The investigation into 1MDB was closing in on Low. Clare Rewcastle Brown, a London-based investigative reporter who focuses on Malaysian corruption, teamed with the Sunday Times to publish the first exposé on what it called the “heist of the century” in February 2015. In July, that was followed by a report in the Wall Street Journal that the current prime minister, Najib Razak—Riza Aziz’s stepfather—had taken $700 million from the 1MDB fund. He denied the allegations, and in January 2016, an ally who had quickly become attorney general—replacing the former AG due to vague “health reasons”—cleared Razak of wrongdoing. But Swiss and Singaporean prosecutors began to investigate, leading to June 2016, when U.S. attorney general Loretta Lynch announced the civil forfeiture demand, seizing more than $1 billion in assets in the form of luxury items purchased with 1MDB funds. That request lead to a lawsuit filed by the U.S. Justice Department in June 2017.

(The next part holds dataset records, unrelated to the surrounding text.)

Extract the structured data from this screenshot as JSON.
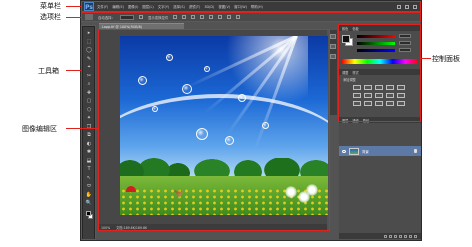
{
  "annotations": {
    "menu_bar": "菜单栏",
    "options_bar": "选项栏",
    "toolbox": "工具箱",
    "image_editing_area": "图像编辑区",
    "control_panel": "控制面板"
  },
  "app": {
    "logo": "Ps",
    "menu": [
      "文件(F)",
      "编辑(E)",
      "图像(I)",
      "图层(L)",
      "文字(Y)",
      "选择(S)",
      "滤镜(T)",
      "3D(D)",
      "视图(V)",
      "窗口(W)",
      "帮助(H)"
    ]
  },
  "options": {
    "auto_select": "自动选择：",
    "layer_select": "图层",
    "show_transform": "显示变换控件"
  },
  "tools": [
    "▸",
    "⬚",
    "◯",
    "✎",
    "⌖",
    "✂",
    "⌕",
    "✚",
    "▢",
    "⬡",
    "✦",
    "❒",
    "⧉",
    "◐",
    "✱",
    "⬓",
    "T",
    "↖",
    "⬭",
    "✋",
    "🔍"
  ],
  "document": {
    "tab": "Lapp.tif @ 100%(RGB/8)",
    "zoom": "100%",
    "status": "文档:189.8K/189.8K"
  },
  "panels": {
    "color_tabs": [
      "颜色",
      "色板"
    ],
    "adjust_tabs": [
      "调整",
      "样式"
    ],
    "adjust_title": "添加调整",
    "layers_tabs": [
      "图层",
      "通道",
      "路径"
    ],
    "layer_name": "背景"
  },
  "colors": {
    "annotation_red": "#e0221d",
    "app_background": "#535353",
    "layer_selected": "#5d7aa6"
  }
}
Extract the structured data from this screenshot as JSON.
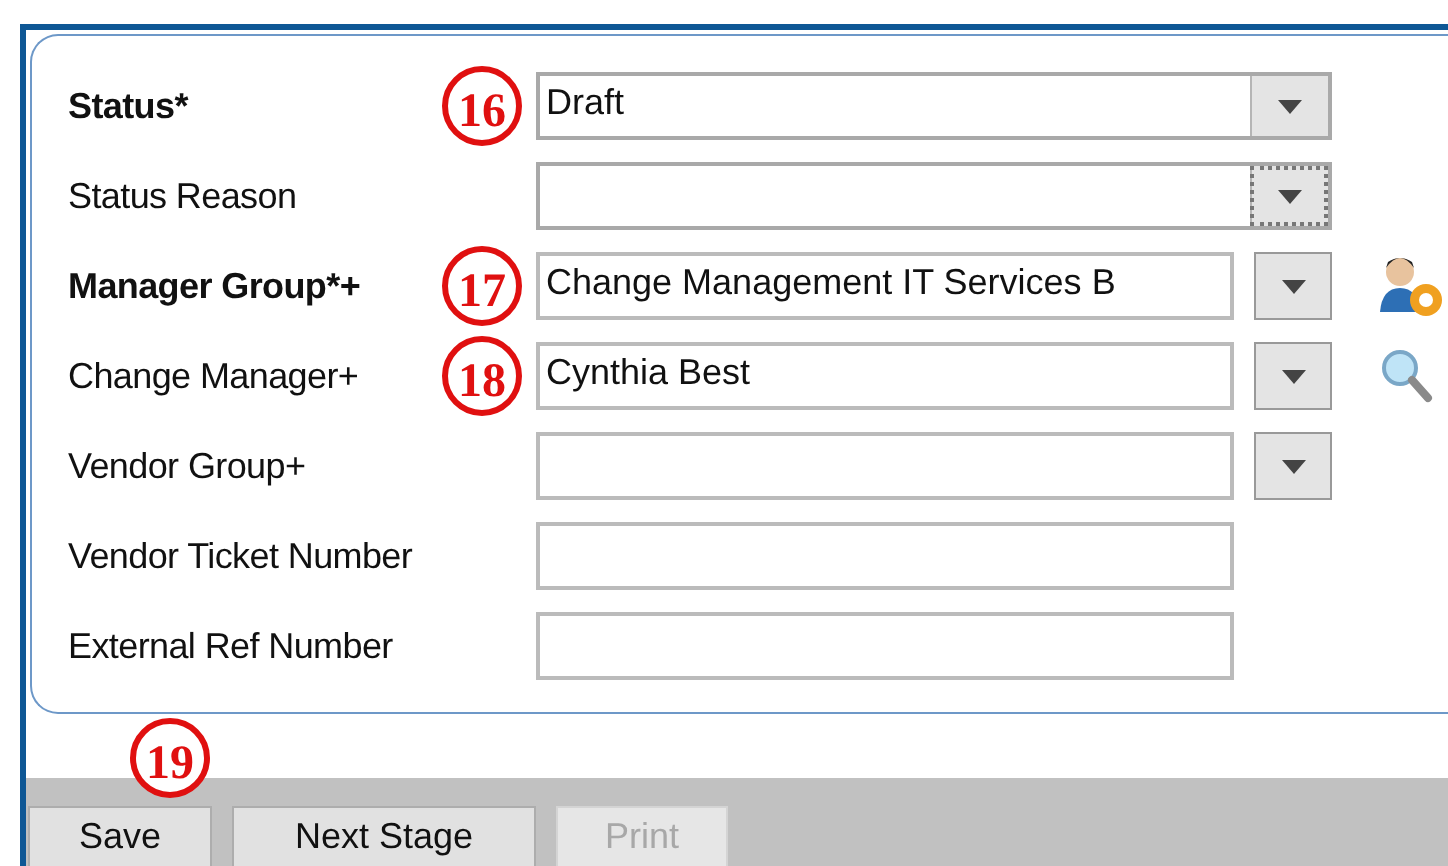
{
  "fields": [
    {
      "label": "Status*",
      "bold": true,
      "kind": "combo",
      "value": "Draft",
      "callout": "16",
      "focused": false
    },
    {
      "label": "Status Reason",
      "bold": false,
      "kind": "combo",
      "focused": true
    },
    {
      "label": "Manager Group*+",
      "bold": true,
      "kind": "lookup",
      "value": "Change Management IT Services B",
      "callout": "17",
      "focused": false,
      "side": {
        "kind": "person"
      }
    },
    {
      "label": "Change Manager+",
      "bold": false,
      "kind": "lookup",
      "value": "Cynthia Best",
      "callout": "18",
      "focused": false,
      "side": {
        "kind": "search"
      }
    },
    {
      "label": "Vendor Group+",
      "bold": false,
      "kind": "lookup",
      "focused": false
    },
    {
      "label": "Vendor Ticket Number",
      "bold": false,
      "kind": "text"
    },
    {
      "label": "External Ref Number",
      "bold": false,
      "kind": "text"
    }
  ],
  "footer": {
    "callout": "19",
    "buttons": [
      {
        "label": "Save",
        "disabled": false
      },
      {
        "label": "Next Stage",
        "disabled": false
      },
      {
        "label": "Print",
        "disabled": true
      }
    ]
  }
}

By that time, Low had disappeared—not just from the art world, but from the entire world at large. He’s wanted by the authorities in the United States, Singapore, and Malaysia, and there were reports that he was hiding out in a hotel in Shanghai evading capture through plastic surgery and a global network of tipsters. Despite the announcement this week that China would help Malaysia find the fugitive who masterminded the largest embezzlement scandal in decades, there’s been little luck thus far. Inspector-General Mohamad Fuzi Harun from the Royal Malaysian Police said that “the police are also communicating with Interpol and the status is the same.”
As for Leo’s art? In 2017, prior to offering his testimony, DiCaprio handed over to the government the paintings that the shamed financier, and former friend, had given him over the years. He even gave up the Basquiat that was gifted as a belated birthday present.